Ноги были стерты в кровь. Как добраться до нашей гостиницы, что была «ну где-то недалеко, на Монмартре», мы не знали. Я подошел к двум полицейским и спросил у них. На что они, с чисто французским шармом, объяснили, где нам надо свернуть a gauche (налево), где a droit (направо), где снова куда-то там свернуть, чтобы попасть на какой-то там бульвар… Короче, мог бы и не спрашивать.

По дороге мы нашли лежбище какого-то клошара с разбросанными книгами, одну из которых я прихватил с собой на память. Мы увидели метро, доехали до нашей станции Porte de Clignancourt и, наконец, нашли свой отель.

По дороге мы натолкнулись на какой-то приличный магазин, набрали в нем сыров: ужасно вонючий, то есть пахучий, камамбер из непастеризованного молока из Нормандии; оранжевый Мимолет, тот, на который французские сыровары подсаживают сырного клеща ради особой корочки; печеночный мусс; сосиссон — французскую колбасу, пахнущую хлоркой. Долго искали кефир и, спутав lait cr;me с ним, взяли его, позже выяснив, что это какое-то там молоко из северных регионов Франции. Вкусное, но не кефир же.

Взяли багет, макаруны, пиво и еще что-то там.

(Кстати, сыр — fromage de lait cru de Normandie в деревянной коробочке — пах настолько сильно, что я ощущал его аромат в рюкзаке за спиной всю дорогу. Да, еще: взяли мы его уже в дьюти-фри, так как французы пропускают с ручной кладью только hard cheeses, но не soft cheeses — при нас девушку заставили выкинуть пакет с мягкими сырами.)

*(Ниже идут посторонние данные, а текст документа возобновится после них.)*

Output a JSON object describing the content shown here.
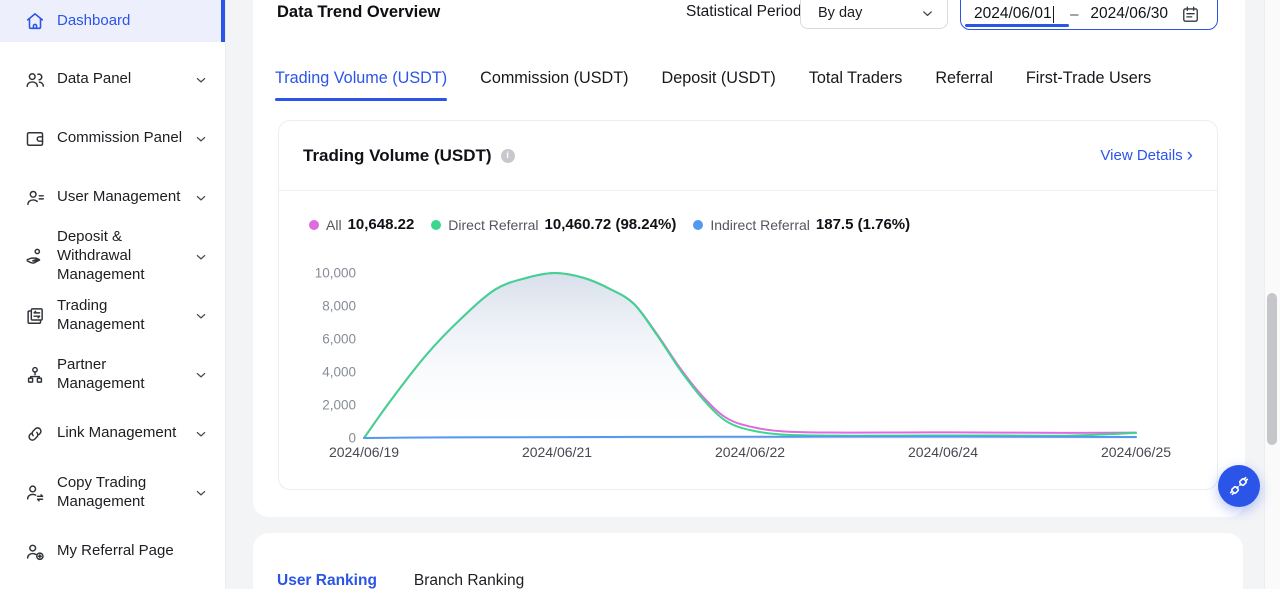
{
  "colors": {
    "accent": "#2B54E8",
    "page_bg": "#f3f4f6",
    "legend_all": "#DF6BDF",
    "legend_direct": "#3CD68E",
    "legend_indirect": "#5598F0"
  },
  "sidebar": {
    "items": [
      {
        "label": "Dashboard",
        "icon": "home-icon",
        "active": true
      },
      {
        "label": "Data Panel",
        "icon": "data-panel-icon"
      },
      {
        "label": "Commission Panel",
        "icon": "commission-panel-icon"
      },
      {
        "label": "User Management",
        "icon": "user-management-icon"
      },
      {
        "label": "Deposit & Withdrawal Management",
        "icon": "deposit-withdrawal-icon"
      },
      {
        "label": "Trading Management",
        "icon": "trading-management-icon"
      },
      {
        "label": "Partner Management",
        "icon": "partner-management-icon"
      },
      {
        "label": "Link Management",
        "icon": "link-icon"
      },
      {
        "label": "Copy Trading Management",
        "icon": "copy-trading-icon"
      },
      {
        "label": "My Referral Page",
        "icon": "referral-page-icon"
      }
    ]
  },
  "header": {
    "title": "Data Trend Overview",
    "statistical_period_label": "Statistical Period",
    "period_select_value": "By day",
    "period_select_icon": "chevron-down-icon",
    "date_start": "2024/06/01",
    "date_separator": "–",
    "date_end": "2024/06/30",
    "calendar_icon": "calendar-icon"
  },
  "tabs": [
    {
      "label": "Trading Volume (USDT)",
      "active": true
    },
    {
      "label": "Commission (USDT)",
      "active": false
    },
    {
      "label": "Deposit (USDT)",
      "active": false
    },
    {
      "label": "Total Traders",
      "active": false
    },
    {
      "label": "Referral",
      "active": false
    },
    {
      "label": "First-Trade Users",
      "active": false
    }
  ],
  "chart_card": {
    "title": "Trading Volume (USDT)",
    "info_icon": "info-icon",
    "info_glyph": "i",
    "view_details_label": "View Details",
    "view_details_arrow": "›"
  },
  "legend": [
    {
      "label": "All",
      "value": "10,648.22",
      "color": "#DF6BDF"
    },
    {
      "label": "Direct Referral",
      "value": "10,460.72 (98.24%)",
      "color": "#3CD68E"
    },
    {
      "label": "Indirect Referral",
      "value": "187.5 (1.76%)",
      "color": "#5598F0"
    }
  ],
  "chart_data": {
    "type": "area",
    "title": "Trading Volume (USDT)",
    "x_ticks": [
      "2024/06/19",
      "2024/06/21",
      "2024/06/22",
      "2024/06/24",
      "2024/06/25"
    ],
    "y_tick_values": [
      0,
      2000,
      4000,
      6000,
      8000,
      10000
    ],
    "y_tick_labels": [
      "0",
      "2,000",
      "4,000",
      "6,000",
      "8,000",
      "10,000"
    ],
    "y_max": 10000,
    "grid": false,
    "legend_position": "top",
    "series": [
      {
        "name": "All",
        "color": "#DF6BDF",
        "total": "10,648.22",
        "points": [
          [
            0,
            0
          ],
          [
            0.035,
            2300
          ],
          [
            0.08,
            5000
          ],
          [
            0.125,
            7200
          ],
          [
            0.17,
            9000
          ],
          [
            0.21,
            9700
          ],
          [
            0.247,
            10000
          ],
          [
            0.285,
            9700
          ],
          [
            0.32,
            9000
          ],
          [
            0.35,
            8120
          ],
          [
            0.38,
            6260
          ],
          [
            0.41,
            4200
          ],
          [
            0.44,
            2450
          ],
          [
            0.47,
            1200
          ],
          [
            0.505,
            640
          ],
          [
            0.55,
            380
          ],
          [
            0.63,
            330
          ],
          [
            0.73,
            340
          ],
          [
            0.83,
            330
          ],
          [
            0.91,
            310
          ],
          [
            0.965,
            320
          ],
          [
            1,
            330
          ]
        ]
      },
      {
        "name": "Direct Referral",
        "color": "#3CD68E",
        "fill": true,
        "total": "10,460.72 (98.24%)",
        "points": [
          [
            0,
            0
          ],
          [
            0.035,
            2300
          ],
          [
            0.08,
            5000
          ],
          [
            0.125,
            7200
          ],
          [
            0.17,
            9000
          ],
          [
            0.21,
            9700
          ],
          [
            0.247,
            10000
          ],
          [
            0.285,
            9700
          ],
          [
            0.32,
            9000
          ],
          [
            0.35,
            8100
          ],
          [
            0.38,
            6200
          ],
          [
            0.41,
            4100
          ],
          [
            0.44,
            2300
          ],
          [
            0.47,
            1000
          ],
          [
            0.505,
            430
          ],
          [
            0.55,
            190
          ],
          [
            0.63,
            140
          ],
          [
            0.73,
            150
          ],
          [
            0.83,
            150
          ],
          [
            0.91,
            140
          ],
          [
            0.965,
            230
          ],
          [
            1,
            310
          ]
        ]
      },
      {
        "name": "Indirect Referral",
        "color": "#5598F0",
        "total": "187.5 (1.76%)",
        "points": [
          [
            0,
            0
          ],
          [
            0.08,
            30
          ],
          [
            0.16,
            45
          ],
          [
            0.25,
            55
          ],
          [
            0.35,
            65
          ],
          [
            0.45,
            75
          ],
          [
            0.55,
            80
          ],
          [
            0.65,
            85
          ],
          [
            0.75,
            85
          ],
          [
            0.85,
            75
          ],
          [
            0.93,
            65
          ],
          [
            1,
            60
          ]
        ]
      }
    ]
  },
  "bottom_section": {
    "tabs": [
      {
        "label": "User Ranking",
        "active": true
      },
      {
        "label": "Branch Ranking",
        "active": false
      }
    ]
  },
  "fab": {
    "icon": "plug-support-icon"
  }
}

В отеле, влив и впихав в себя буквально все, что мы купили, в ожидании нелегкой диареи, мы завалились спать. Диарея была легкой, сон крепким, сновидения французскими.

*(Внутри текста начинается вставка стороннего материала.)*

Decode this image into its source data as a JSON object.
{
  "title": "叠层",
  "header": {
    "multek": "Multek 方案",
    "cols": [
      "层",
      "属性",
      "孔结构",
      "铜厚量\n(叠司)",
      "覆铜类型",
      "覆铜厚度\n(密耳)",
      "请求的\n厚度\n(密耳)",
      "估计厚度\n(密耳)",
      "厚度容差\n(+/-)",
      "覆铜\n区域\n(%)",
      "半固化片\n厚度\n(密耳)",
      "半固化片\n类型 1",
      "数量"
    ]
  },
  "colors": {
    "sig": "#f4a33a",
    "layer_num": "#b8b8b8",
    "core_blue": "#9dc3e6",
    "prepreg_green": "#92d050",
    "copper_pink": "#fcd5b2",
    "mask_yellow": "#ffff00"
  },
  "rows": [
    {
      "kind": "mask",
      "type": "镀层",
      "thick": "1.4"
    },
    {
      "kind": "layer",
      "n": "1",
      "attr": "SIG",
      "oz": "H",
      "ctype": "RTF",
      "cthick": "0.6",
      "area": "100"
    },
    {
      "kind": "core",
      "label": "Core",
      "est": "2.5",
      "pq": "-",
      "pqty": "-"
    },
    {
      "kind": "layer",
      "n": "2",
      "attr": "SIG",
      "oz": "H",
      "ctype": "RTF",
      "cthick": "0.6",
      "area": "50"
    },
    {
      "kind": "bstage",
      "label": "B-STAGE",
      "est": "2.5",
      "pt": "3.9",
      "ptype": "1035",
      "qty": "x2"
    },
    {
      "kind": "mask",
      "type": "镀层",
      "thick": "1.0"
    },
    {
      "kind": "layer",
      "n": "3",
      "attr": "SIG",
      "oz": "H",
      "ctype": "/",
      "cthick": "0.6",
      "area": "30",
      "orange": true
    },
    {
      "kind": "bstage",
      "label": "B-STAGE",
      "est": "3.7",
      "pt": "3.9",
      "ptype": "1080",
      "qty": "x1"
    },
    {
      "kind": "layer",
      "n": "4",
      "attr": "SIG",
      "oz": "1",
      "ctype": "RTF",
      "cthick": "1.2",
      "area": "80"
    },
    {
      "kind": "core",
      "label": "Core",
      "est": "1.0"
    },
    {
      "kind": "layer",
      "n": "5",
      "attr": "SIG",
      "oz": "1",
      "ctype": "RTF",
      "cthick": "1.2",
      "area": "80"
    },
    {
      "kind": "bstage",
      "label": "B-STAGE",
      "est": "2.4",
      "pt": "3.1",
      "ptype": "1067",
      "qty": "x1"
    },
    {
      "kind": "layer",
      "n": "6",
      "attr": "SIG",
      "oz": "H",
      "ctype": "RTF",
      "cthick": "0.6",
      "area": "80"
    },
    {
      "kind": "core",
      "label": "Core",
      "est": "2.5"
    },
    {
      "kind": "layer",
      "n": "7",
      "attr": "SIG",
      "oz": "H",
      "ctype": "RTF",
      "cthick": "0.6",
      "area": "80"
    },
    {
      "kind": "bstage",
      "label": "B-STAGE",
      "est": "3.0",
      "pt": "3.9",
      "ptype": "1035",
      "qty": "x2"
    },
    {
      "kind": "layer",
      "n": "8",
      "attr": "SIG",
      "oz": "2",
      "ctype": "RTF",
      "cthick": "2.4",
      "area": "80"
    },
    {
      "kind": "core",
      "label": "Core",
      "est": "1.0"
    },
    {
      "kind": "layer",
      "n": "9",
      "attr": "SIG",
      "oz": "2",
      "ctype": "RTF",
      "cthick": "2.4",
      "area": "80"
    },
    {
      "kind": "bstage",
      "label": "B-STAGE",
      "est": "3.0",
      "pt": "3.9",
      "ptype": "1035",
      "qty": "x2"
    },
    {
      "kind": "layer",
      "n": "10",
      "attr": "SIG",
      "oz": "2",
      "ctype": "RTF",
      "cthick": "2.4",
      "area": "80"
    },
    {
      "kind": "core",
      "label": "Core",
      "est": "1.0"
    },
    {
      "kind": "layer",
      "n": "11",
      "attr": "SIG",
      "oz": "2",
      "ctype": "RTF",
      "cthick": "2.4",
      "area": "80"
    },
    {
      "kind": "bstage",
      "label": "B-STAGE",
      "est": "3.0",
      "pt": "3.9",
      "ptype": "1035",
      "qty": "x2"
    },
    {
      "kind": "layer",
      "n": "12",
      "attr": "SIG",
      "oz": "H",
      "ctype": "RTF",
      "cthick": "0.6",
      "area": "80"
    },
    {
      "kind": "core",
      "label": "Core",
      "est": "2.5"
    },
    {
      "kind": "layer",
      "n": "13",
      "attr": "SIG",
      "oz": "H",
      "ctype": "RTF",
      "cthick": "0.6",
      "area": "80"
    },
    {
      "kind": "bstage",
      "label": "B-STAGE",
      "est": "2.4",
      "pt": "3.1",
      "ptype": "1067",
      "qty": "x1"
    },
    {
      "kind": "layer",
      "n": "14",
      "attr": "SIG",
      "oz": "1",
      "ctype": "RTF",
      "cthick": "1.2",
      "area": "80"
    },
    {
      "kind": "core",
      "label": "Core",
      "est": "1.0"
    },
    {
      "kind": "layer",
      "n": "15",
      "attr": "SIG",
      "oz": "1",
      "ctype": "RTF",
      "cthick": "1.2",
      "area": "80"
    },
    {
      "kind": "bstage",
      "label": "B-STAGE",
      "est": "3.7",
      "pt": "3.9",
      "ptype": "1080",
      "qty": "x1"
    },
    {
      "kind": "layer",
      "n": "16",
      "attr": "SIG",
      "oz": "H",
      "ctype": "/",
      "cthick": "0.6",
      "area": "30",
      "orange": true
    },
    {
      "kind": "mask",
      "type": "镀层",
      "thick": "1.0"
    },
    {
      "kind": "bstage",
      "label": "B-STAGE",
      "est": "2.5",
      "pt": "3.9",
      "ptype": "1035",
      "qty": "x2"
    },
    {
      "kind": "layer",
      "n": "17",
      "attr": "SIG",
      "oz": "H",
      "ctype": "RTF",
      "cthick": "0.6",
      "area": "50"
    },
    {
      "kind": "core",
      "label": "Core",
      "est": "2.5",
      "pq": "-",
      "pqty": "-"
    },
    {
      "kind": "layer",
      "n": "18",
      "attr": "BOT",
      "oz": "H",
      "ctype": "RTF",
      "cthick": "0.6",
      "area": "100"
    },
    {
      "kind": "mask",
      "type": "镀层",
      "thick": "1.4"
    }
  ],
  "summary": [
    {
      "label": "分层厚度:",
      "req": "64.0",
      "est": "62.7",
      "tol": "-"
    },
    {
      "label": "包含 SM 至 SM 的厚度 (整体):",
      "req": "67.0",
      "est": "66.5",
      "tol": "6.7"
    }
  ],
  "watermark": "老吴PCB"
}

Что еще с удовольствием хотелось бы отметить про французскую сторону, так это их на каждом углу patisserie — бутики и уголки с выпечкой. Разного рода и размера макаруны, тарты и масса другой всячины, от которой текут слюни — тоже шедевр.

В аэропорту Beauvais, в принципе, загородном, захолустном аэропорте, вы не увидите наших страшного вида холодных беляшей и чебуреков, а сплошь свежие французские багеты с сыром и ветчиной, тарты и макаруны. Не увидите недовольных, толстых теток-продавщиц, которые редко приветствуют вас и желают хорошего дня с улыбкой на лице, а увидите игрушечных, всех в белом поварят и продавцов, которые умеют улыбаться, растягивая обязательное: «Merci-i-i. Au revoir!»

Не увидите уборщиц со швабрами, ненавидящих тех, кто ходит по их персональному, только что вымытому полу. А увидите сверхлюбезных, улыбчивых официантов в униформе, с подбритыми бачками и серьгой в ухе, от которых пахнет французским парфюмом.

Вечером того же дня мы вернулись обратно в Вильнюс и, проглотив по иронии судьбы по «французской сосиске», которая была совсем не по-французски «намайонезена и перекетчупина» и одному кофе за 8 евро, кое-как устроились на ночлег на жестких сиденьях до утра, чтобы утром отбыть дальше.

Мечта закончилась, оттого воспоминания о прекрасном Париже будут слаще, а надежда туда еще не раз вернуться — крепче. Au revoir, belle Paris!